1. ## binomial probability

There are 5 trials each with success probability of 0.02. The probab of winning only at the 3rd AND 5th trial is 0.02^2 * 0.98^3.

What if I am asked the prob of winning at the 3rd OR at the 5th trial?

How do I do it? And why?

2. Originally Posted by 0123
There are 5 trials each with success probability of 0.02. The probab of winning only at the 3rd AND 5th trial is 0.02^2 * 0.98^3.

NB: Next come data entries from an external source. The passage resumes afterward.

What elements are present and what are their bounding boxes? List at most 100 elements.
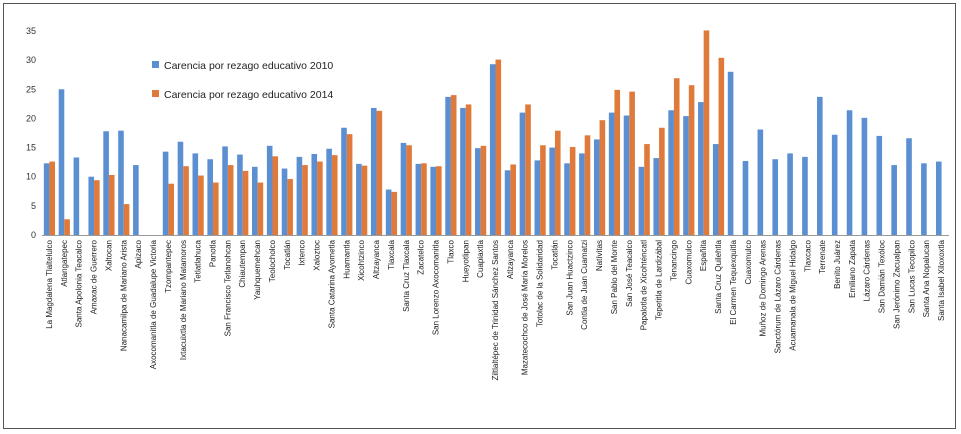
chart-frame: 0 5 10 15 20 25 30 35 La Magdalena Tlaltelulco A… xyxy=(3,3,956,429)
y-tick-label: 25 xyxy=(26,84,36,94)
bar-2014 xyxy=(510,164,516,235)
x-category-label: San Jerónimo Zacualpan xyxy=(892,240,901,329)
bar-2010 xyxy=(118,130,124,235)
bar-2014 xyxy=(376,110,383,235)
bar-2014 xyxy=(644,144,650,235)
y-tick-label: 30 xyxy=(26,55,36,65)
bar-2010 xyxy=(43,163,50,235)
x-category-label: Cuapiaxtla xyxy=(476,239,485,277)
bar-2014 xyxy=(94,180,100,235)
x-category-label: Ixtacuixtla de Mariano Matamoros xyxy=(179,240,188,360)
x-category-label: Tocatlán xyxy=(550,240,559,270)
x-category-label: El Carmen Tequexquitla xyxy=(729,239,738,324)
y-axis: 0 5 10 15 20 25 30 35 xyxy=(26,26,36,240)
bar-2010 xyxy=(222,146,228,235)
bar-2014 xyxy=(540,145,546,235)
bar-2010 xyxy=(817,96,823,235)
bar-2014 xyxy=(554,130,561,235)
bar-2010 xyxy=(534,160,541,235)
bar-2014 xyxy=(302,165,308,235)
x-category-label: San Francisco Tetlanohcan xyxy=(223,240,232,336)
bar-2010 xyxy=(475,148,481,235)
x-category-label: Panotla xyxy=(208,239,217,267)
category-labels: La Magdalena Tlaltelulco Atlangatepec Sant… xyxy=(45,239,946,380)
bar-2014 xyxy=(614,89,621,236)
bar-2010 xyxy=(489,64,496,235)
bar-2010 xyxy=(638,166,645,235)
bar-2010 xyxy=(430,166,437,235)
bar-2010 xyxy=(579,153,585,235)
bar-chart: 0 5 10 15 20 25 30 35 La Magdalena Tlaltelulco A… xyxy=(26,26,949,381)
x-category-label: La Magdalena Tlaltelulco xyxy=(45,239,54,328)
x-category-label: Ixtenco xyxy=(298,239,307,265)
x-category-label: Santa Catarina Ayometla xyxy=(327,239,336,328)
x-category-label: Chiautempan xyxy=(238,240,247,288)
bar-2010 xyxy=(742,160,749,235)
x-category-label: San Pablo del Monte xyxy=(610,239,619,314)
y-tick-label: 15 xyxy=(26,143,36,153)
bar-2010 xyxy=(802,156,808,235)
bar-2010 xyxy=(906,138,912,235)
bar-2010 xyxy=(831,134,838,235)
bar-2010 xyxy=(861,117,868,235)
bar-2010 xyxy=(891,165,897,235)
x-category-label: Hueyotlipan xyxy=(461,240,470,282)
x-category-label: Mazatecochco de José María Morelos xyxy=(521,240,530,375)
bar-2010 xyxy=(757,129,764,235)
bar-2014 xyxy=(123,204,130,235)
bar-2014 xyxy=(168,183,174,235)
legend-label-2010: Carencia por rezago educativo 2010 xyxy=(164,60,333,72)
bar-2010 xyxy=(237,154,243,235)
bar-2014 xyxy=(659,127,665,235)
y-tick-label: 5 xyxy=(31,201,36,211)
x-category-label: Acuamanala de Miguel Hidalgo xyxy=(788,239,797,350)
bar-2010 xyxy=(593,139,600,235)
bar-2010 xyxy=(400,142,407,235)
bar-2010 xyxy=(935,161,942,235)
bar-2014 xyxy=(673,78,680,236)
bar-2014 xyxy=(257,182,264,235)
bar-2014 xyxy=(436,166,442,235)
bar-2010 xyxy=(192,153,199,235)
x-category-label: Tzompantepec xyxy=(164,240,173,293)
x-category-label: Yauhquemehcan xyxy=(253,240,262,300)
x-category-label: Teolocholco xyxy=(268,239,277,282)
bar-2014 xyxy=(212,182,219,235)
x-category-label: Tenancingo xyxy=(669,239,678,280)
bar-2010 xyxy=(921,163,927,235)
bar-2010 xyxy=(668,110,674,235)
legend-swatch-2010 xyxy=(152,61,159,68)
bar-2010 xyxy=(88,176,95,235)
bar-2014 xyxy=(108,174,115,235)
x-category-label: Nanacamilpa de Mariano Arista xyxy=(119,239,128,351)
x-category-label: Santa Isabel Xiloxoxtla xyxy=(937,239,946,320)
x-category-label: Terrenate xyxy=(818,239,827,273)
x-category-label: Atlangatepec xyxy=(60,240,69,287)
y-tick-label: 0 xyxy=(31,230,36,240)
x-category-label: Altzayanca xyxy=(372,239,381,279)
bar-2014 xyxy=(495,59,502,236)
x-category-label: San Lucas Tecopilco xyxy=(907,239,916,313)
bar-2014 xyxy=(465,104,472,235)
y-tick-label: 10 xyxy=(26,172,36,182)
x-category-label: Xicohtzinco xyxy=(357,239,366,280)
bar-2014 xyxy=(480,145,487,235)
bar-2010 xyxy=(876,135,883,235)
x-category-label: Cuaxomulco xyxy=(684,239,693,284)
bar-2010 xyxy=(519,112,526,235)
x-category-label: Tlaxco xyxy=(446,239,455,263)
bar-2014 xyxy=(227,165,234,235)
x-category-label: Contla de Juan Cuamatzi xyxy=(580,240,589,330)
bar-2014 xyxy=(331,155,338,235)
x-category-label: Zacatelco xyxy=(417,239,426,274)
x-category-label: Tlaxcala xyxy=(387,239,396,269)
bar-2014 xyxy=(629,91,635,236)
bar-2010 xyxy=(58,89,65,235)
x-category-label: Tetlatlahuca xyxy=(194,239,203,282)
bar-2010 xyxy=(772,159,779,235)
bar-2010 xyxy=(564,163,570,235)
x-category-label: San Juan Huactzinco xyxy=(565,239,574,315)
bar-2010 xyxy=(698,102,704,235)
x-category-label: Muñoz de Domingo Arenas xyxy=(759,240,768,337)
bar-2014 xyxy=(49,161,56,235)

What if I am asked the prob of winning at the 3rd OR at the 5th trial?

How do I do it? And why?
One way of doing this is to observe that:

P(3 or 5)= P(3 but not 5) + P(3 and 5) + P(5 but not 3)=0.02*0.98 + 0.02*0.02 + 0.98*0.02

this is assuming you are indifferent to the results of the other trials.

RonL

3. Originally Posted by CaptainBlack
One way of doing this is to observe that:

P(3 or 5)= P(3 but not 5) + P(3 and 5) + P(5 but not 3)=0.02*0.98 + 0.02*0.02 + 0.98*0.02

this is assuming you are indifferent to the results of the other trials.

RonL
What does it mean that I am indifferent to the other trials? And why this time we do not do like before I mean multiplying for the times we get it wrong like 0.02^2* 0.98^3 ? Thank you so so much Captain Black

4. Originally Posted by 0123
There are 5 trials each with success probability of 0.02. The probability of winning only at the 3rd AND 5th trial is 0.02^2 * 0.98^3.
What if I am asked the prob of winning at the 3rd OR at the 5th trial?
How do I do it? And why?
Do you mean “winning at exactly either the third or at the fifth and not both”?
Do you mean “winning at least the third or at the fifth”?
Do you mean “winning at only the third or at the fifth”?
Or what do you mean?

5. Originally Posted by Plato
Do you mean “winning at exactly either the third or at the fifth and not both”?
Do you mean “winning at least the third or at the fifth”?
Do you mean “winning at only the third or at the fifth”?
Or what do you mean?
I am doing this stuff for my statistics course and there is this exercice:

The probability of winning when playing one game on the slot machine is 2%. Mr Brown tries 5 times(assume independently). What is the probability of winning only at the third and the fifth trials?

That is the exercice and in class we solved it like this: 0.02^2* 0.98^3.
In class we never seen the "OR" and I was wondering what I am supposed to do if at the exam they put me an exercice with "Or" istead of "and". Can you help me? Can you explaining me what all your questions mean? I mean can you let me see how they are different? Thank you so so much.

6. Originally Posted by 0123
I am doing this stuff for my statistics course and there is this exercice:
The probability of winning when playing one game on the slot machine is 2%. Mr Brown tries 5 times(assume independently). What is the probability of winning only at the third and the fifth trials?.
If you change “What is the probability of winning only at the third and the fifth trials” to “What is the probability of winning only at the third OR the fifth trials, I would take that to mean “winning at the third or at the fifth but not both”. That would be $\left( {0.02} \right)\left( {0.98} \right)^4 + \left( {0.02} \right)\left( {0.98} \right)^4 = 2\left( {0.02} \right)\left( {0.98} \right)^4$.

But you really need to discuss this with your instructor. Find out her/his take on the language of this question.

7. well I was just trying to figure out what to do in case I find an "OR" somewhere. We are not supposed to hae the same exercices we did in class. They are usually things we have never seen before, that is why I was wondering about the or.

So to wrap up: if I find something that appears to mean "3rd(let's say) or 5th but not both" I compute the prob of getting ONLY the 3rd as success just thinking the others are all failures. do the same with the 5th and sum them.

If I find "3rd or 5th or both" the same as before plus the probab of having exacltly those two successes.

Is this right? Are there any other cases I might find? Might you please let me see how to answer the questions you posed, I have no idea where to start?
Thanks a lot

8. Originally Posted by 0123
If I find "3rd or 5th or both" the same as before plus the probab of having exacltly those two successes.
I would expect my students to answer: $\left( {0.02} \right)\left( {0.98} \right)^4 + \left( {0.02} \right)\left( {0.98} \right)^4 + \left( {0.02} \right)^2 \left( {0.98} \right)^3$.
That is only at 3 plus only at 5 plus only at 3&5.

The word “only” is the trouble here. And when used with ‘or’ double-trouble.